East Liberty Circulation and Mobility Action Plan
East Liberty, a neighborhood in Pittsburgh, has seen major urban transformations since the mid-twentieth century. It was settled as a walkable neighborhood with short blocks, a continuous street grid, a commercial district, and good transit service. As the city lost businesses and residents to the suburbs in the 1960’s, the neighborhood experienced decline. It was inadvertently precipitated by a major urban renewal project that disrupted streets to create a highway-like ring road around the business district, destroyed over a thousand buildings to create large parking lots, and replaced hundreds of houses with subsidized high-rise apartment buildings. Forty years of disinvestment left the neighborhood with high rates of vacancy, neglect, and crime.
Beginning with the Community Plan in 1999, East Liberty has been engaged in a multi-faceted community development effort, which has involved ongoing community-based planning.

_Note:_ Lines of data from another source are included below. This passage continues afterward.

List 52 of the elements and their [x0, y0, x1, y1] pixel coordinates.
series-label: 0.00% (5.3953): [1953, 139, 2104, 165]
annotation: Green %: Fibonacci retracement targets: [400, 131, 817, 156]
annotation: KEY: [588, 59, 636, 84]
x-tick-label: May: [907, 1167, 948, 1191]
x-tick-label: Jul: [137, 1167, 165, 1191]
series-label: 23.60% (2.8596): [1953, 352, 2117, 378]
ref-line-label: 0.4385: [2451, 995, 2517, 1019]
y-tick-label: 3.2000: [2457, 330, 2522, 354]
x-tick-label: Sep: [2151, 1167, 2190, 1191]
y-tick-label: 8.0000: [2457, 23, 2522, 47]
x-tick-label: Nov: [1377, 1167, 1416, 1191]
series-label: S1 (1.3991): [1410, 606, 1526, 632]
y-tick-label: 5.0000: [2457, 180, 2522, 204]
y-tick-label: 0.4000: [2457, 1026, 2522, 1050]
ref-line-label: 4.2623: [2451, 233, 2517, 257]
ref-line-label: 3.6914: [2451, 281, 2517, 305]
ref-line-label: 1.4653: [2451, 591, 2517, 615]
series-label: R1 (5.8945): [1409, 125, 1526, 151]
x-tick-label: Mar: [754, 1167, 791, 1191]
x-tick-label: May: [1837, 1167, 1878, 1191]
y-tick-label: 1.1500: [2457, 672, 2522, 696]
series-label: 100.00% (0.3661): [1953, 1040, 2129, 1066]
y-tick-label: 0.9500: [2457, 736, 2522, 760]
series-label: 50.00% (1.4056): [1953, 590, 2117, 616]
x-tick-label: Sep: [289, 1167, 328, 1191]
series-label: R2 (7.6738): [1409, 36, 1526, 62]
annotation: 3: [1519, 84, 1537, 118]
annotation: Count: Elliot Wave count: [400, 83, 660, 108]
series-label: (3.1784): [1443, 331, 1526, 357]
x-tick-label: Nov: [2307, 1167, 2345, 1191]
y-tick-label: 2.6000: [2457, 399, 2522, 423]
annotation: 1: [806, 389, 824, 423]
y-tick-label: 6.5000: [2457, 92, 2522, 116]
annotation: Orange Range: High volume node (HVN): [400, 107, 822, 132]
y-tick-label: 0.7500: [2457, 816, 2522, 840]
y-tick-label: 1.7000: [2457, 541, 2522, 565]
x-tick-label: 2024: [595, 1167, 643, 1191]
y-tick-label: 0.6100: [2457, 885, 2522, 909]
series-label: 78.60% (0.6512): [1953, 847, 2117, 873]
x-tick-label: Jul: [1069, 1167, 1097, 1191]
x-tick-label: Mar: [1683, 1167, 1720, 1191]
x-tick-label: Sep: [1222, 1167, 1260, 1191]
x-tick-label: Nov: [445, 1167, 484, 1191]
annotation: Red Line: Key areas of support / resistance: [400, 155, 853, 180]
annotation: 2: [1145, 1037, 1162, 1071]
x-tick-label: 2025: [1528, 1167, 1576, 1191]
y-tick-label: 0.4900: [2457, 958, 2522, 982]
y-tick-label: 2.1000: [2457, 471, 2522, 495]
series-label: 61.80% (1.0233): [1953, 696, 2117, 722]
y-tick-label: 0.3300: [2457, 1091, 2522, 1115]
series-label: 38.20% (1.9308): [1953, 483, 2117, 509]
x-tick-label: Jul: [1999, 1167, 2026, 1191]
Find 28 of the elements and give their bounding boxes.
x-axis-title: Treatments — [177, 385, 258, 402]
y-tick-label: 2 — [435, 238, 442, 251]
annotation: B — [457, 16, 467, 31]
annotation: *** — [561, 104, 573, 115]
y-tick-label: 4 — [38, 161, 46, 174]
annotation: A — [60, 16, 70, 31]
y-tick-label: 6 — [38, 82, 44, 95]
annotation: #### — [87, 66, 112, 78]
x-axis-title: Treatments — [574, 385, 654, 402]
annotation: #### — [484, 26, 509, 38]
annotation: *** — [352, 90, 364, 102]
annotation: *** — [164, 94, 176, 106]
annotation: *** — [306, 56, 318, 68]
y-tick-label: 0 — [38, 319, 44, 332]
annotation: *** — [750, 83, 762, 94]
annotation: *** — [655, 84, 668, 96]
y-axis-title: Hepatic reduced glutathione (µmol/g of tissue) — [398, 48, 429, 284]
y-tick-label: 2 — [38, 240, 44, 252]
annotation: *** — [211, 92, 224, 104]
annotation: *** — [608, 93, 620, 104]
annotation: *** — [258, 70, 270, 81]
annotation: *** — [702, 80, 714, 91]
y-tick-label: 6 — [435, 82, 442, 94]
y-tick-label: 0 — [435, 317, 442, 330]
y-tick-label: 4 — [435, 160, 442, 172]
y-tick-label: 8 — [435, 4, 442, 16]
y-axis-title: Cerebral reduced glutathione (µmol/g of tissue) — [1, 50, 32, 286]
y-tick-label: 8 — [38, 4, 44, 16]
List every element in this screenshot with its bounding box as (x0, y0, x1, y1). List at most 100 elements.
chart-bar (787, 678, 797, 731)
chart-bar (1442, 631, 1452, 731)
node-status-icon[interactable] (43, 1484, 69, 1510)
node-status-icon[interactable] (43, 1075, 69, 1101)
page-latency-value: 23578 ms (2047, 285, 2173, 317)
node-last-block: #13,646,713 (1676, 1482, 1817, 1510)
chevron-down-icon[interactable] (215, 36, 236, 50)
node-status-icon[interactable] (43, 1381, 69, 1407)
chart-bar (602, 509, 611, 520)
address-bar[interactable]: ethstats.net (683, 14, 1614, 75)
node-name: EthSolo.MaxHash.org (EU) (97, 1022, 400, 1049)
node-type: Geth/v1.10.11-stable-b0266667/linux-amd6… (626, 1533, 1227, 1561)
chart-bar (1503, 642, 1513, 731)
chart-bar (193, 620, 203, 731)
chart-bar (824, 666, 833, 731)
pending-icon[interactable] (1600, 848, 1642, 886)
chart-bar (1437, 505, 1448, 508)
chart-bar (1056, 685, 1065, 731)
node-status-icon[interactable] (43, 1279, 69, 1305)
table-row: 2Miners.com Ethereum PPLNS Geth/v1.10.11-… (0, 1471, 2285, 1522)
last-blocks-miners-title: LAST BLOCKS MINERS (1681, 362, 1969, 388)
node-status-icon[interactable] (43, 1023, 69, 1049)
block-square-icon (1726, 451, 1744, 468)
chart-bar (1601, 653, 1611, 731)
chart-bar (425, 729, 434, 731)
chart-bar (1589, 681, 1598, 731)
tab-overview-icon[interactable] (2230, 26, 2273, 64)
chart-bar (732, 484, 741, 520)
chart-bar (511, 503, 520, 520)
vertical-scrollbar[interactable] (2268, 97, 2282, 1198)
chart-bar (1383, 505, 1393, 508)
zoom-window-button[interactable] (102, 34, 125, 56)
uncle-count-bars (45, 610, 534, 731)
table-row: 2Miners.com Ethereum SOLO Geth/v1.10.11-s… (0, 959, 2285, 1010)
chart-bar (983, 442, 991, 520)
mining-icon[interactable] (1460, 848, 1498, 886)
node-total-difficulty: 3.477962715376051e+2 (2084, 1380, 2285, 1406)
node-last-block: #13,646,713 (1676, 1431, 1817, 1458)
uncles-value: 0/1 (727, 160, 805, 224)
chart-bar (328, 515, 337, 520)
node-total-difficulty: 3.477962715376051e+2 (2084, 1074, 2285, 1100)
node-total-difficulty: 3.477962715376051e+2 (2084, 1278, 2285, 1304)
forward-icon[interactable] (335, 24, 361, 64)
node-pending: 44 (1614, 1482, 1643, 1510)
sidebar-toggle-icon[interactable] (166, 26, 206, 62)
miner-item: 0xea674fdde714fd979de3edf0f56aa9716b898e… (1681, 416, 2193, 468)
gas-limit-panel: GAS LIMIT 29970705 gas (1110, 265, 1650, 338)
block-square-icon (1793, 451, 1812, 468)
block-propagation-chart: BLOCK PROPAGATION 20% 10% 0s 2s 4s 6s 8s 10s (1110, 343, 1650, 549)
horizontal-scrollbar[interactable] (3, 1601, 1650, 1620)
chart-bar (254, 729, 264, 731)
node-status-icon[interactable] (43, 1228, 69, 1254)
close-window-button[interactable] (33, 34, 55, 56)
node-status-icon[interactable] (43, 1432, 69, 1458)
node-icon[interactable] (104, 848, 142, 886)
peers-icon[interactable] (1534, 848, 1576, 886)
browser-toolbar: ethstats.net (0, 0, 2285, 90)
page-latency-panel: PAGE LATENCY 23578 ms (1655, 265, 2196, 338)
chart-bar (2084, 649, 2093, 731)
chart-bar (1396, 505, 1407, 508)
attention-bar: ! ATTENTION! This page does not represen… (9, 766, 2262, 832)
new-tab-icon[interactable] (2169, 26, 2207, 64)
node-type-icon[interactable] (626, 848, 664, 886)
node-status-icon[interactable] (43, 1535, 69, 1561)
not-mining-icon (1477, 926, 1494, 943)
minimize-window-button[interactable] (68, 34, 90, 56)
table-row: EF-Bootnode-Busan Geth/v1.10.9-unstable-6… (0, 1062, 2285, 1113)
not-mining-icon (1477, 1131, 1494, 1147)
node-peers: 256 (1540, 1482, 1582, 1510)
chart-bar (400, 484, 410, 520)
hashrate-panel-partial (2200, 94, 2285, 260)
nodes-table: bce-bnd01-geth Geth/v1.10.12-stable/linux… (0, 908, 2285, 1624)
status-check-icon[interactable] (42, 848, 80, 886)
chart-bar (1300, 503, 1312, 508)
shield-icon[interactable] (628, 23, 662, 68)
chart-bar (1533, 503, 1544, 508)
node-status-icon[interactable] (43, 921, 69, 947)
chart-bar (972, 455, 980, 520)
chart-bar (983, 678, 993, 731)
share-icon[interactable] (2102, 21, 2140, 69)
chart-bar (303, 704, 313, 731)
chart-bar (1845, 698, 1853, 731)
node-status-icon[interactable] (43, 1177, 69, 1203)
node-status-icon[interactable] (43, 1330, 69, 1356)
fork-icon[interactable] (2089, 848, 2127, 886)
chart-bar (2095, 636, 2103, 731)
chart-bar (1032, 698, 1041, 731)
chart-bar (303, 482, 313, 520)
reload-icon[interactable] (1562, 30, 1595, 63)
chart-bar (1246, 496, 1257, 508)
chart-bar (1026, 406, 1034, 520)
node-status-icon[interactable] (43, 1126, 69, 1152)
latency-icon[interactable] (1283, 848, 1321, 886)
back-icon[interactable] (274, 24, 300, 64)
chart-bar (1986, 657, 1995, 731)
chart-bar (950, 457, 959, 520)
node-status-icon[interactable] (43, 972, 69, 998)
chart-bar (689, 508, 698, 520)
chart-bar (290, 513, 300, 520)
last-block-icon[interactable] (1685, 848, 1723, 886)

East Liberty Development, Inc. (ELDI), its non-profit community development organization, has worked with the local Chamber of Commerce and other community partners to bring back businesses, build mixed-income housing, and improve community amenities. Depressed property values have risen and crime rates have fallen. Private developers have started to invest in new commercial, residential, and mixed-use projects.
With the marked increase in commercial activities and residential population, traffic and parking issues are becoming more critical. In fact, those issues are the highest priority of the community’s ongoing concerns for good circulation and mobility, which have been discussed since the planning process began in 1999. The most recent community plan update in 2011 reinforced the importance of safe and effective access throughout the neighborhood. Accordingly, East Liberty Development Inc. engaged the Remaking Cities Institute from Carnegie Mellon University (RCI) to study walkability and accessibility and Walker Parking Consultants to study parking, focusing primarily on the business district in East Liberty.